A horse show competitor tries to find time in-between her rounds. Photo by TPH Intern Katie Lenkart.

The National Equestrian Center

Talkative friends pass by the bleachers, concession stands are noisy and the wifi is spotty back in the barn aisles. So where do you get homework done when competing at the National Equestrian Center? Our favorites:

•The skybox. The skybox is filled with tons of round tables, so there is plenty of space to sit down and spread out the hundreds of pounds of books and textbooks you’re forced to carry around. Another plus is that it is always quiet, making concentration and productivity so much better. The skybox is located above the lobby and the wifi router is in the lobby (look at us, bringing you the best tips ever), so you’ll get a good internet connection. Additionally, there are plenty of accessible outlets, so it’s easy to plug in your dying laptop or cell phone. One of the coolest things about the skybox, though, is that it overlooks the main indoor ring. You never have to worry about missing your friend show because you can see their round from your own quiet bubble, then go right back to studying. If you desperately need to crank out the book work, grab a snack and head to the skybox through the staircase in the corner of the lobby – you’ll always get your work done there.

Palm Beach International Equestrian Center

The Winter Equestrian Festival (WEF) hosts one of the largest horse shows in the world. Over January, February, and March, 12 weeks of non-stop showing take place. However, those who go to school all find themselves in one tough situation: How do I study and do my homework in all this commotion? Here are some places we have found ideal for studying:

•The International Ring has hundreds of stadium seats and even more chairs along the upstairs perimeter. For most of the day, these tables aren’t very busy and are quiet. The International Ring is also at the center of WEF so it isn’t very far from the stables and isn’t a bad walk. Some specific places are the bleachers (any spot), the International Club, the Tiki Hut, spaces above the Grand Hunter ring and the benches by the Galleria.

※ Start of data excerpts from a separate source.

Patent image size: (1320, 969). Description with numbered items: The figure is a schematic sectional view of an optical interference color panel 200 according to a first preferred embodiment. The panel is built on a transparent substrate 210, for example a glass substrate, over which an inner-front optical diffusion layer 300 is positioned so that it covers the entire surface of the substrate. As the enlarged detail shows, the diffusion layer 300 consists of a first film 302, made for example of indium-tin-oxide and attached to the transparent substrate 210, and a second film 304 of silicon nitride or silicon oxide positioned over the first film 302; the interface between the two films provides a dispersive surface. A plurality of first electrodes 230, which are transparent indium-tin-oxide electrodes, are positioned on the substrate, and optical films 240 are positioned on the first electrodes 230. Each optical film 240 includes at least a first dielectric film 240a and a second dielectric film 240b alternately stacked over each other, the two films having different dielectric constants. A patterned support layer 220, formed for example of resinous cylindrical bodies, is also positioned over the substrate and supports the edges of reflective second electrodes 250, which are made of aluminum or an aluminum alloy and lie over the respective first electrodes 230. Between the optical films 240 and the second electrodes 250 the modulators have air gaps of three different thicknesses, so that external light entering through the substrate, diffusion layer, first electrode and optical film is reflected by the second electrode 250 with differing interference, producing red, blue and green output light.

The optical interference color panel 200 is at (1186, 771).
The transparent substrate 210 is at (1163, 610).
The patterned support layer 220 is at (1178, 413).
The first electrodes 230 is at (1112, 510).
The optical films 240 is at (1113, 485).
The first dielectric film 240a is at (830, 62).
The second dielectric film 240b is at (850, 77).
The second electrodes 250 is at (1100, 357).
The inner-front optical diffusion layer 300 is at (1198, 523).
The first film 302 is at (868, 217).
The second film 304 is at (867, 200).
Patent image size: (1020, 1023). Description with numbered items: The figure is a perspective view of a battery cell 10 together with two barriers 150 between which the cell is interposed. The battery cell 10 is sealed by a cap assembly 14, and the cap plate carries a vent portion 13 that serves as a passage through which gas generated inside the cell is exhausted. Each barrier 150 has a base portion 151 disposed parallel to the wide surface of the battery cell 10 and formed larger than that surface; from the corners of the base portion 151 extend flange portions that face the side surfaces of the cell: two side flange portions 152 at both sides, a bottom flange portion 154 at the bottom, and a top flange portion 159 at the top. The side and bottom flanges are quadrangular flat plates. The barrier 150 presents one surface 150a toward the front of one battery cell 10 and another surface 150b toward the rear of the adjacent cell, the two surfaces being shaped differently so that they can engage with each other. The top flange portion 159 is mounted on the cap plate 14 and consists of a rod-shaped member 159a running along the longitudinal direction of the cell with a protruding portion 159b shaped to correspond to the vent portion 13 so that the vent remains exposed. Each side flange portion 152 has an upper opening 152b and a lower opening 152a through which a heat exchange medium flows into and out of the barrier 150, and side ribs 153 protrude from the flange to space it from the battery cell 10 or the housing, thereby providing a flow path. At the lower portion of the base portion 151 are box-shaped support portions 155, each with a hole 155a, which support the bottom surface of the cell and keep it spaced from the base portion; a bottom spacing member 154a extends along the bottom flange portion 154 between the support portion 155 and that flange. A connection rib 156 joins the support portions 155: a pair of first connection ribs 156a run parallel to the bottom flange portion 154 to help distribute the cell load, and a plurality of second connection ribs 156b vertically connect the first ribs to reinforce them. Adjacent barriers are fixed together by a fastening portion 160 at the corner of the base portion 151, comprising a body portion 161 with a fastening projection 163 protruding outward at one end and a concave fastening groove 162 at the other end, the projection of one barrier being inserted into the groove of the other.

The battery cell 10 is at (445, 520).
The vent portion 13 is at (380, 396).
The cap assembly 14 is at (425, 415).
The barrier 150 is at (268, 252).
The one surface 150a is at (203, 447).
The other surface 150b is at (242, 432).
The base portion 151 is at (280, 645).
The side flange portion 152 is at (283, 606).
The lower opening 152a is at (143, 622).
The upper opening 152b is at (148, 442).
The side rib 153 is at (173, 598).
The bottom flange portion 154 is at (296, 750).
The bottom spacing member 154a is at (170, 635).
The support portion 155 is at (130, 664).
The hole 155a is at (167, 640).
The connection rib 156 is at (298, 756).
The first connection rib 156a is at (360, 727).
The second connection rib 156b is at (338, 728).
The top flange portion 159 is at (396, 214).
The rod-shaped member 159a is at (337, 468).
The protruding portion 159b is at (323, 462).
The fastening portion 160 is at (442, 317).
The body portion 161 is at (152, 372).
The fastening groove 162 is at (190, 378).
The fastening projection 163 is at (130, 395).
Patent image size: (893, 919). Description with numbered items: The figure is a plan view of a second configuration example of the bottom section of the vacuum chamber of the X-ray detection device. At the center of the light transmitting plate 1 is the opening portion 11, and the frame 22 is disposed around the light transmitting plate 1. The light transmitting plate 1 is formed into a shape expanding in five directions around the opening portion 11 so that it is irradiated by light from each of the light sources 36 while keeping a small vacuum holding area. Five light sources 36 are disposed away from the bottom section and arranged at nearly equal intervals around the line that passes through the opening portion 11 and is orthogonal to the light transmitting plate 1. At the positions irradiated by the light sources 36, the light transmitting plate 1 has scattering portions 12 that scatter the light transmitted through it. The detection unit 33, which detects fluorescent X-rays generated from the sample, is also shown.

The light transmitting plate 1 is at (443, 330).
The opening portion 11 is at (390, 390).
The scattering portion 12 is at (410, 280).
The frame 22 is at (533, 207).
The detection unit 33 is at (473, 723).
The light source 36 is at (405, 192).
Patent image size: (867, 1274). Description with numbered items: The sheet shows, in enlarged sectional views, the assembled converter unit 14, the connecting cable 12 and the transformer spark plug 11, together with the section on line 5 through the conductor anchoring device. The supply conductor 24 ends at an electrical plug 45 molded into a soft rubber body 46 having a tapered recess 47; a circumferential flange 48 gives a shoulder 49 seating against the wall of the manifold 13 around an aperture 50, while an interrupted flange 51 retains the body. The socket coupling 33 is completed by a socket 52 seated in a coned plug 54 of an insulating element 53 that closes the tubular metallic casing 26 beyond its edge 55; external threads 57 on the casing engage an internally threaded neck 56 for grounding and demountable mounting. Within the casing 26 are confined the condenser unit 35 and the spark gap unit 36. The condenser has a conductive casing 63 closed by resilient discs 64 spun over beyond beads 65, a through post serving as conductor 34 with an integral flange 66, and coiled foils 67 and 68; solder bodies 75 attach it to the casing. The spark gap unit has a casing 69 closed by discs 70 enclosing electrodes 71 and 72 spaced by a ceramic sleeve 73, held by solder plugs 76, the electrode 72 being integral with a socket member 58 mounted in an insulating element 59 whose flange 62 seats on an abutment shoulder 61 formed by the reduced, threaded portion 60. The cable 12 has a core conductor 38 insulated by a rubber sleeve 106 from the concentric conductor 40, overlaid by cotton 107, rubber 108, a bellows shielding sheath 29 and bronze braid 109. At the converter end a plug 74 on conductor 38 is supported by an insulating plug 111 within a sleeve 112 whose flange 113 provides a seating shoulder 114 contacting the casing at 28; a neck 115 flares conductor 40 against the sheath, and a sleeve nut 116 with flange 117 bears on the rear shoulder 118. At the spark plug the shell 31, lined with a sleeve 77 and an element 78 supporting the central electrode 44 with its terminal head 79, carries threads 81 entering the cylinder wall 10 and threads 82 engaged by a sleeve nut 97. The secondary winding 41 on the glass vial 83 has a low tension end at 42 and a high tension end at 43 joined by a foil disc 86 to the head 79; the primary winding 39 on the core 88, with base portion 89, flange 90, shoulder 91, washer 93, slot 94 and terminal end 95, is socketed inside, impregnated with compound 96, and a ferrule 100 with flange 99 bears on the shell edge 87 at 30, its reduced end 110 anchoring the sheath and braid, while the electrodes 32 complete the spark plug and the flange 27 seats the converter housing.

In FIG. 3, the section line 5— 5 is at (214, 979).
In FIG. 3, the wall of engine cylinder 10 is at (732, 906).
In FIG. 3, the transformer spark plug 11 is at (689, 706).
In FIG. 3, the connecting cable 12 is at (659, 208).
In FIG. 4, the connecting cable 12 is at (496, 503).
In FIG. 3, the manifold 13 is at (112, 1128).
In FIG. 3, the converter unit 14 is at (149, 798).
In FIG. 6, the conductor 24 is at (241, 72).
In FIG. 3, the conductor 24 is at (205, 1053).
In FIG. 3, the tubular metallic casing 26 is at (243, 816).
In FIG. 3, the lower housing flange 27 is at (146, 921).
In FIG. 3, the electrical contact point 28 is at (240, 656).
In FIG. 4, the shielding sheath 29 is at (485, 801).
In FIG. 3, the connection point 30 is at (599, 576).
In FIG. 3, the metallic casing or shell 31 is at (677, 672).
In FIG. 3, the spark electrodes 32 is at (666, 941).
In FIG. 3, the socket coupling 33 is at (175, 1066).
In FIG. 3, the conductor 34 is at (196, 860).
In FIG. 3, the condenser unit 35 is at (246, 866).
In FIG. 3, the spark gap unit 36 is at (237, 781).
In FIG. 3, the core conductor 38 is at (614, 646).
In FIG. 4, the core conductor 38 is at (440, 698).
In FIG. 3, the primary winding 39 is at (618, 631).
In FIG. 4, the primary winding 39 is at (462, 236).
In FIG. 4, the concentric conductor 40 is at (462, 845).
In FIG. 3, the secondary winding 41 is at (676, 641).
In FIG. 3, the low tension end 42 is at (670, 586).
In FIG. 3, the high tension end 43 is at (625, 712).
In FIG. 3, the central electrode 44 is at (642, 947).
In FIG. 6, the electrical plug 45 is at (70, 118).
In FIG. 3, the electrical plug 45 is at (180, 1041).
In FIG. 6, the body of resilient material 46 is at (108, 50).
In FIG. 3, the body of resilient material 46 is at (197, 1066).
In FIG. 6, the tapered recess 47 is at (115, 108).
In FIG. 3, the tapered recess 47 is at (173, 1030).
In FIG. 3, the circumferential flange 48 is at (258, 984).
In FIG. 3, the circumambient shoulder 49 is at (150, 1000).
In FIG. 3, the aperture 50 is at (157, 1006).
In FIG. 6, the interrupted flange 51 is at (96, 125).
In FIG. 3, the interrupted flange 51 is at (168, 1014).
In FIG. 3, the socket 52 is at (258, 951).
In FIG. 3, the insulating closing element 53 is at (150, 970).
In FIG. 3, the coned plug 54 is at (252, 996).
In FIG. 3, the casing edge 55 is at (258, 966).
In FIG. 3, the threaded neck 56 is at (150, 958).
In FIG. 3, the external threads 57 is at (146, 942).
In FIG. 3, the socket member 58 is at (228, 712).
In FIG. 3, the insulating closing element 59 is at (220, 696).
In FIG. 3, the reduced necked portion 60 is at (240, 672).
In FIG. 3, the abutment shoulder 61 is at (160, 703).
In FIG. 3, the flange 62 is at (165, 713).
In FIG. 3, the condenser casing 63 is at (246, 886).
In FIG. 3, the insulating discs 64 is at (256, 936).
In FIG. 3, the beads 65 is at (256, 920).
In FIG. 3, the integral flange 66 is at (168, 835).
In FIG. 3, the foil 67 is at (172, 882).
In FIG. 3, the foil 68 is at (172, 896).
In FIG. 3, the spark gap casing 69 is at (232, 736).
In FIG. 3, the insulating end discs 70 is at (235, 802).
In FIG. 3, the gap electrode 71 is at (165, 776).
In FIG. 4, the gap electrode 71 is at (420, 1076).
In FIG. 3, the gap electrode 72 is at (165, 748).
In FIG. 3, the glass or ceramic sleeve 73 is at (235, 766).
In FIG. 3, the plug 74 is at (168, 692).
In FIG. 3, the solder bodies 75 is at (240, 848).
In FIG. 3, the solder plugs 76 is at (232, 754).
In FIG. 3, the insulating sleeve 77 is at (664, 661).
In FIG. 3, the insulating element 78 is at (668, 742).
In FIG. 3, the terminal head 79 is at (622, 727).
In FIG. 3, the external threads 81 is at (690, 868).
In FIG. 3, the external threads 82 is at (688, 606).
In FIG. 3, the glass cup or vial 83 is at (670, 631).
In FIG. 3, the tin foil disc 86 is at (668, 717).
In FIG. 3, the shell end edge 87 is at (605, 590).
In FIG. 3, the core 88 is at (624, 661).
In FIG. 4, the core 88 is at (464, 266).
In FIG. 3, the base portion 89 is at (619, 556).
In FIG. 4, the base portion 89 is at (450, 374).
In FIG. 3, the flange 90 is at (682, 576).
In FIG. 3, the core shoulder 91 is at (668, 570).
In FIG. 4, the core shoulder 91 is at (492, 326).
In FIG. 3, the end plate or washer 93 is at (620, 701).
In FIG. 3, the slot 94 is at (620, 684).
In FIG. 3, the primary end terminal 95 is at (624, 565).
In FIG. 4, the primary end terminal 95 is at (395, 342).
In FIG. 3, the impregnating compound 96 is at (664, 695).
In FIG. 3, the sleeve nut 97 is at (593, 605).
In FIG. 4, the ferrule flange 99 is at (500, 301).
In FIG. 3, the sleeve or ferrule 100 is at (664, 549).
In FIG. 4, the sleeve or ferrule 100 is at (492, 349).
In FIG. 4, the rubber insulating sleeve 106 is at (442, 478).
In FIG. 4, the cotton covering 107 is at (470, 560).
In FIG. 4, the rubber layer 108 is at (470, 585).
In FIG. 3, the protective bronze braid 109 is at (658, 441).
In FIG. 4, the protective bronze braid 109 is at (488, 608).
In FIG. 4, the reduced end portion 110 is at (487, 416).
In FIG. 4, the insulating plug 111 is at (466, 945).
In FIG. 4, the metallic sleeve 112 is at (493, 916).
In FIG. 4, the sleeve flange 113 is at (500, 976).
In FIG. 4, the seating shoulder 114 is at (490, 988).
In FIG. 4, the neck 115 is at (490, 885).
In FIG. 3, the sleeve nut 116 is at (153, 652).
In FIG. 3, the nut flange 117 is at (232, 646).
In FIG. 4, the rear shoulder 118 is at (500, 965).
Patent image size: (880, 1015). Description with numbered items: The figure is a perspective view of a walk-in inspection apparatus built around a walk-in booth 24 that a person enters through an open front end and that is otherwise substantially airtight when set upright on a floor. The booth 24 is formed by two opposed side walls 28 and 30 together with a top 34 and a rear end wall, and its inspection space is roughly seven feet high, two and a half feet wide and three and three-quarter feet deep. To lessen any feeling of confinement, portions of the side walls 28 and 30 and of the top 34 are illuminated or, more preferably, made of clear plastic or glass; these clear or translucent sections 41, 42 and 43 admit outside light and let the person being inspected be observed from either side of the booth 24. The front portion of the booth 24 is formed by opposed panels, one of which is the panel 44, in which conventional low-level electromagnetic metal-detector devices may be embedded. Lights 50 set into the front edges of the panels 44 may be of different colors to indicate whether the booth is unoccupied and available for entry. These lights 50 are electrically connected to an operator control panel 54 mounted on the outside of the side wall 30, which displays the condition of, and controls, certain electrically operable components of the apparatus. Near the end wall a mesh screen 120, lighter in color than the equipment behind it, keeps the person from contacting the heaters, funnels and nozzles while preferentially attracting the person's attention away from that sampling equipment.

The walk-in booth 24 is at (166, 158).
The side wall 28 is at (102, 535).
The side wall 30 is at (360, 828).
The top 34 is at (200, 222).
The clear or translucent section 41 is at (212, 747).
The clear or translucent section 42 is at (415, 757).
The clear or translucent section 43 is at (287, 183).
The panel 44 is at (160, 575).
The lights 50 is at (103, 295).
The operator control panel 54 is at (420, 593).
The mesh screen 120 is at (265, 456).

•Restaurants around WEF include Tito’s Tacos, Nathalie’s and the Tiki Hut. All of these places have nice chairs and tables to study. Like the International Ring, most of the time these places are relatively empty and tranquil.

Exhibitor spending her free time reading at the horse show. Photo by Piper Klemm.

•The barn set up is always a good study nook. It’s not too busy and the barn will also be close to the announcements, so you don’t miss your class. In the typical ‘hurry up and wait’ situation, your supplies are close by so you can easily get ready to either horseshow or do homework.